Status of diagnostic tests
Scientists in the WHO network of collaborating laboratories met in Geneva yesterday to map out research priorities for the coming month. The network also announced conclusive proof, from animal trials, that a new coronavirus, discovered by the group last month, is the agent that causes SARS.

With the cause of SARS now proven, network scientists are giving top priority to the development of better diagnostic tests. The first step is the development of a data bank of specimens from a range of SARS patients in different countries. The scientists are also building a bank of specimens taken from individual patients at different stages of disease, including recovery.

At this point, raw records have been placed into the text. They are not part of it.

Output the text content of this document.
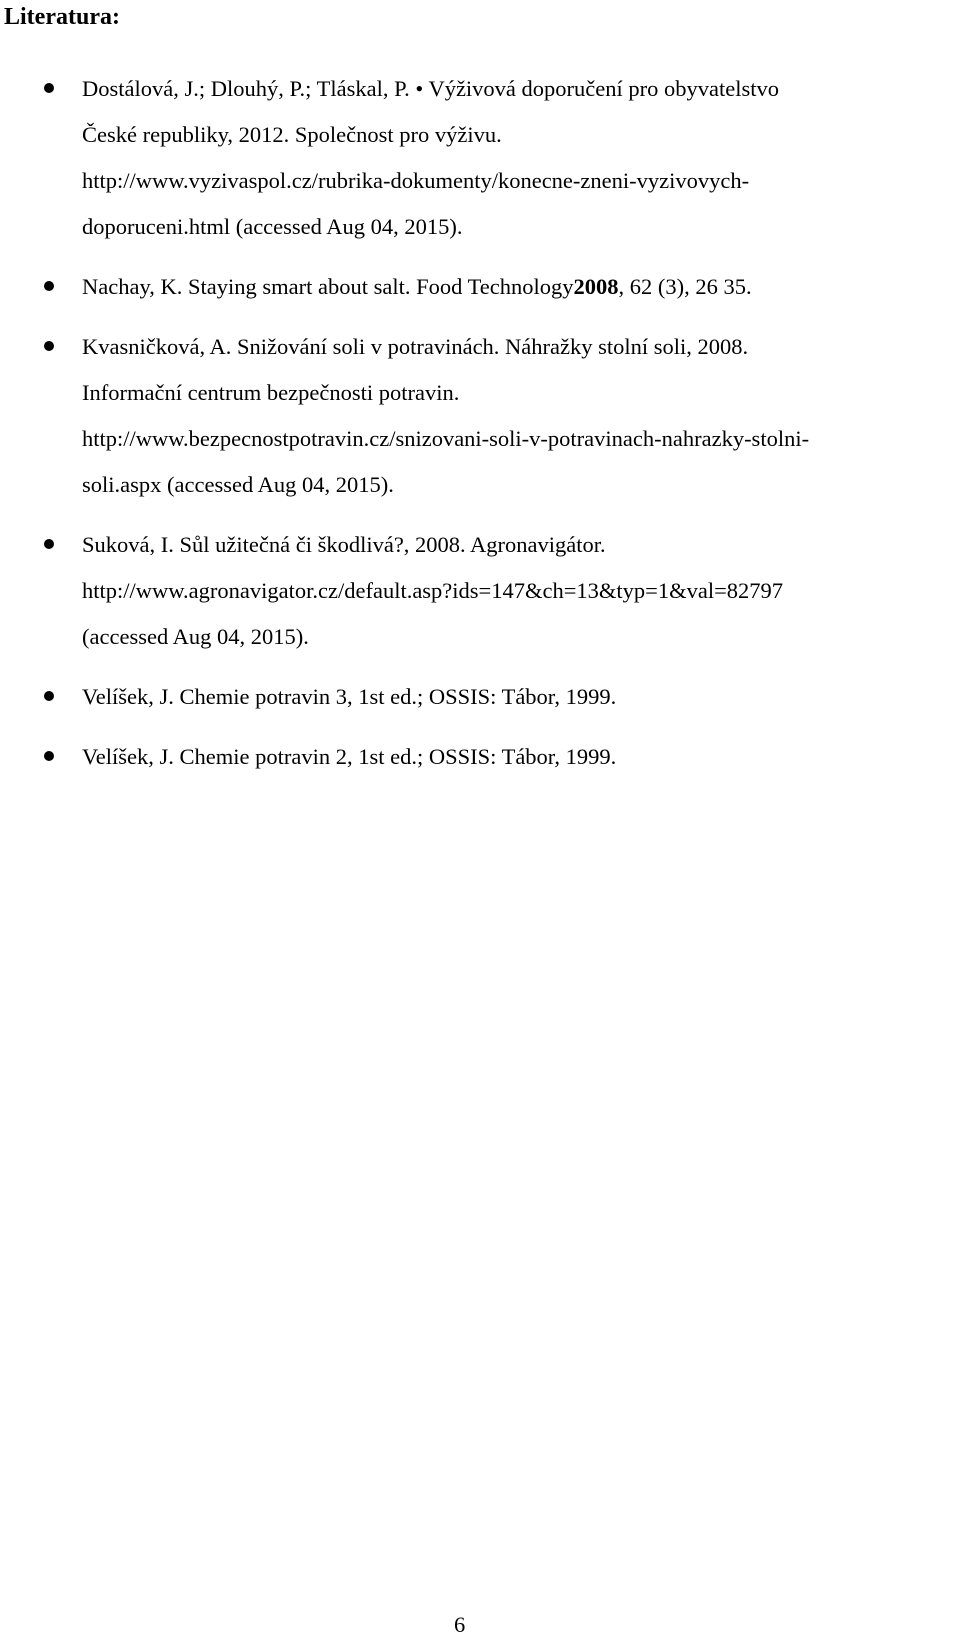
Literatura:
Dostálová, J.; Dlouhý, P.; Tláskal, P. • Výživová doporučení pro obyvatelstvo
České republiky, 2012. Společnost pro výživu.
http://www.vyzivaspol.cz/rubrika-dokumenty/konecne-zneni-vyzivovych-
doporuceni.html (accessed Aug 04, 2015).
Nachay, K. Staying smart about salt. Food Technology2008, 62 (3), 26 35.
Kvasničková, A. Snižování soli v potravinách. Náhražky stolní soli, 2008.
Informační centrum bezpečnosti potravin.
http://www.bezpecnostpotravin.cz/snizovani-soli-v-potravinach-nahrazky-stolni-
soli.aspx (accessed Aug 04, 2015).
Suková, I. Sůl užitečná či škodlivá?, 2008. Agronavigátor.
http://www.agronavigator.cz/default.asp?ids=147&ch=13&typ=1&val=82797
(accessed Aug 04, 2015).
Velíšek, J. Chemie potravin 3, 1st ed.; OSSIS: Tábor, 1999.
Velíšek, J. Chemie potravin 2, 1st ed.; OSSIS: Tábor, 1999.
6
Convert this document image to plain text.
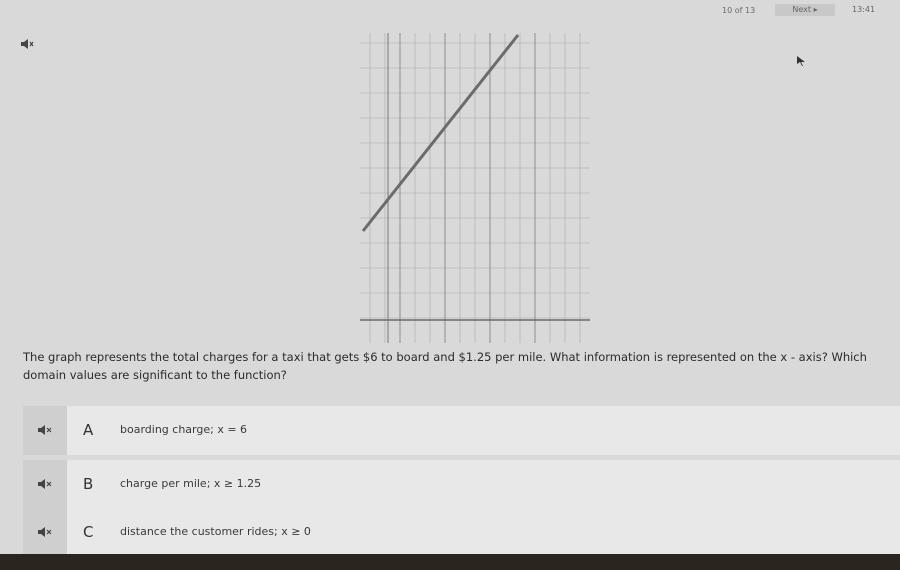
10 of 13	Next ▸	13:41
The graph represents the total charges for a taxi that gets $6 to board and $1.25 per mile. What information is represented on the x - axis? Which domain values are significant to the function?
A boarding charge; x = 6
B charge per mile; x ≥ 1.25
C distance the customer rides; x ≥ 0
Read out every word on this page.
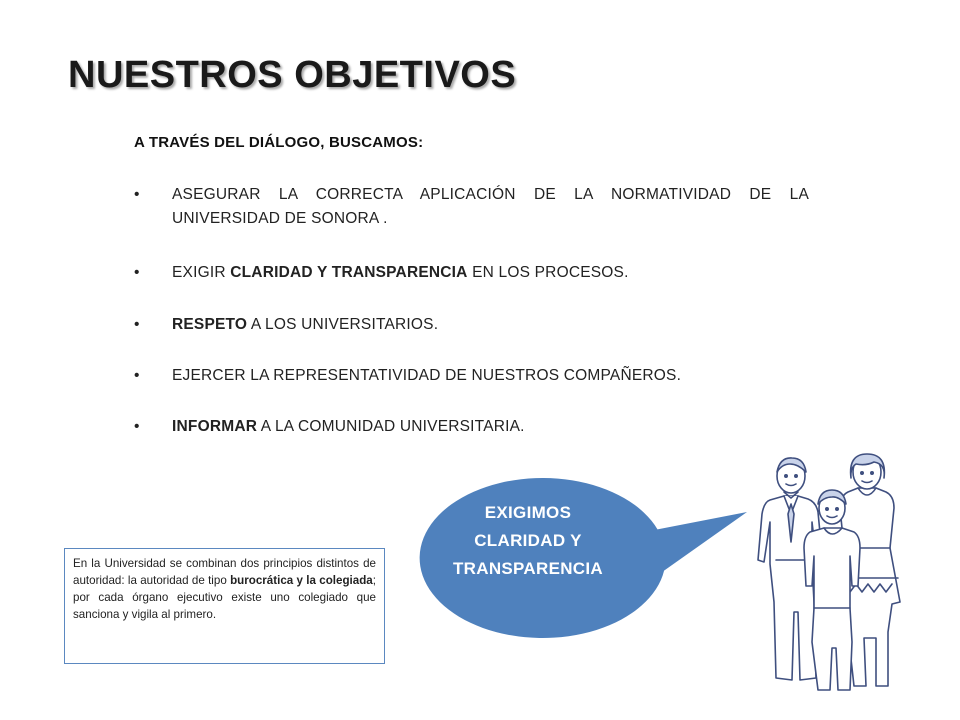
NUESTROS OBJETIVOS

A TRAVÉS DEL DIÁLOGO, BUSCAMOS:

• ASEGURAR LA CORRECTA APLICACIÓN DE LA NORMATIVIDAD DE LA UNIVERSIDAD DE SONORA .
• EXIGIR CLARIDAD Y TRANSPARENCIA EN LOS PROCESOS.
• RESPETO A LOS UNIVERSITARIOS.
• EJERCER LA REPRESENTATIVIDAD DE NUESTROS COMPAÑEROS.
• INFORMAR A LA COMUNIDAD UNIVERSITARIA.
En la Universidad se combinan dos principios distintos de autoridad: la autoridad de tipo burocrática y la colegiada; por cada órgano ejecutivo existe uno colegiado que sanciona y vigila al primero.
EXIGIMOS
CLARIDAD Y
TRANSPARENCIA
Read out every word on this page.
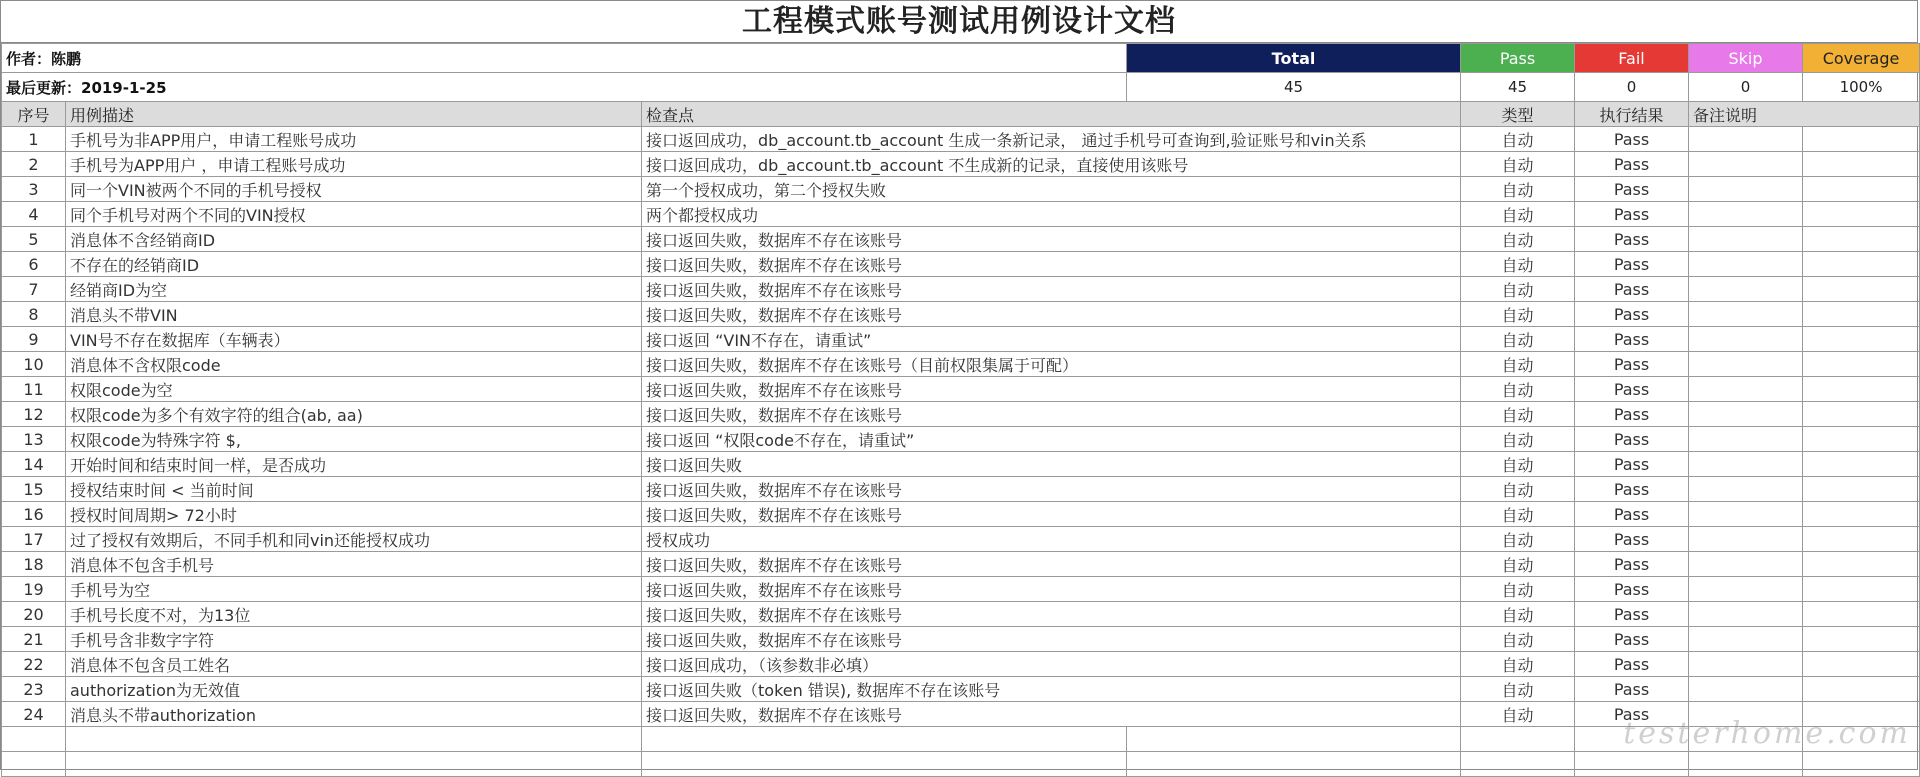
工程模式账号测试用例设计文档
作者：陈鹏			Total	Pass	Fail	Skip	Coverage
最后更新：2019-1-25			45	45	0	0	100%
序号	用例描述	检查点		类型	执行结果	备注说明	
1	手机号为非APP用户，申请工程账号成功	接口返回成功，db_account.tb_account 生成一条新记录， 通过手机号可查询到,验证账号和vin关系		自动	Pass		
2	手机号为APP用户 ，申请工程账号成功	接口返回成功，db_account.tb_account 不生成新的记录，直接使用该账号		自动	Pass		
3	同一个VIN被两个不同的手机号授权	第一个授权成功，第二个授权失败		自动	Pass		
4	同个手机号对两个不同的VIN授权	两个都授权成功		自动	Pass		
5	消息体不含经销商ID	接口返回失败，数据库不存在该账号		自动	Pass		
6	不存在的经销商ID	接口返回失败，数据库不存在该账号		自动	Pass		
7	经销商ID为空	接口返回失败，数据库不存在该账号		自动	Pass		
8	消息头不带VIN	接口返回失败，数据库不存在该账号		自动	Pass		
9	VIN号不存在数据库（车辆表）	接口返回 “VIN不存在，请重试”		自动	Pass		
10	消息体不含权限code	接口返回失败，数据库不存在该账号（目前权限集属于可配）		自动	Pass		
11	权限code为空	接口返回失败，数据库不存在该账号		自动	Pass		
12	权限code为多个有效字符的组合(ab, aa)	接口返回失败，数据库不存在该账号		自动	Pass		
13	权限code为特殊字符 $,	接口返回 “权限code不存在，请重试”		自动	Pass		
14	开始时间和结束时间一样，是否成功	接口返回失败		自动	Pass		
15	授权结束时间 < 当前时间	接口返回失败，数据库不存在该账号		自动	Pass		
16	授权时间周期> 72小时	接口返回失败，数据库不存在该账号		自动	Pass		
17	过了授权有效期后，不同手机和同vin还能授权成功	授权成功		自动	Pass		
18	消息体不包含手机号	接口返回失败，数据库不存在该账号		自动	Pass		
19	手机号为空	接口返回失败，数据库不存在该账号		自动	Pass		
20	手机号长度不对，为13位	接口返回失败，数据库不存在该账号		自动	Pass		
21	手机号含非数字字符	接口返回失败，数据库不存在该账号		自动	Pass		
22	消息体不包含员工姓名	接口返回成功，（该参数非必填）		自动	Pass		
23	authorization为无效值	接口返回失败（token 错误), 数据库不存在该账号		自动	Pass		
24	消息头不带authorization	接口返回失败，数据库不存在该账号		自动	Pass		

testerhome.com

Such a time-series of specimens will be vital in developing a test that is capable of detecting virus at the first stage when people become capable of infecting others. It will also help determine the stage in the course of the illness when recovered patients can safely return to their jobs and families with no risk of infecting others.

Other plans for the coming weeks include the development of a genetic library of specimens from SARS patients from different parts of the world. It is not yet known whether genetic differences in the coronavirus, which has now been fully sequenced by several network laboratories, will have significance for work on drug and vaccine research and development.

Existing PCR diagnostic tests are insufficiently powerful to rule out, with confidence, the presence of the virus in suspect or probable SARS cases early in the course of the disease.

WHO has been concerned that use of the current PCR test kit, which is being made available by a German biotechnology company initially at no cost, may produce test results that give a false sense of security, allowing persons carrying the virus to slip past undetected.

Without a more reliable diagnostic tool, hospital staff confronted with a suspect SARS case have no option other than to isolate patients and manage them according to strict infection control practices as precautionary measures. Such measures are stressful for patients and place a considerable strain on health services.

Update on cases and countries
As of today, a cumulative total of 3389 cases with 165 deaths have been reported from twenty five countries. Countries reporting their first probable cases on today's list include Australia (3) and Mongolia (3).

A large number of suspect SARS cases turn out, on further investigation, to have other, common causes.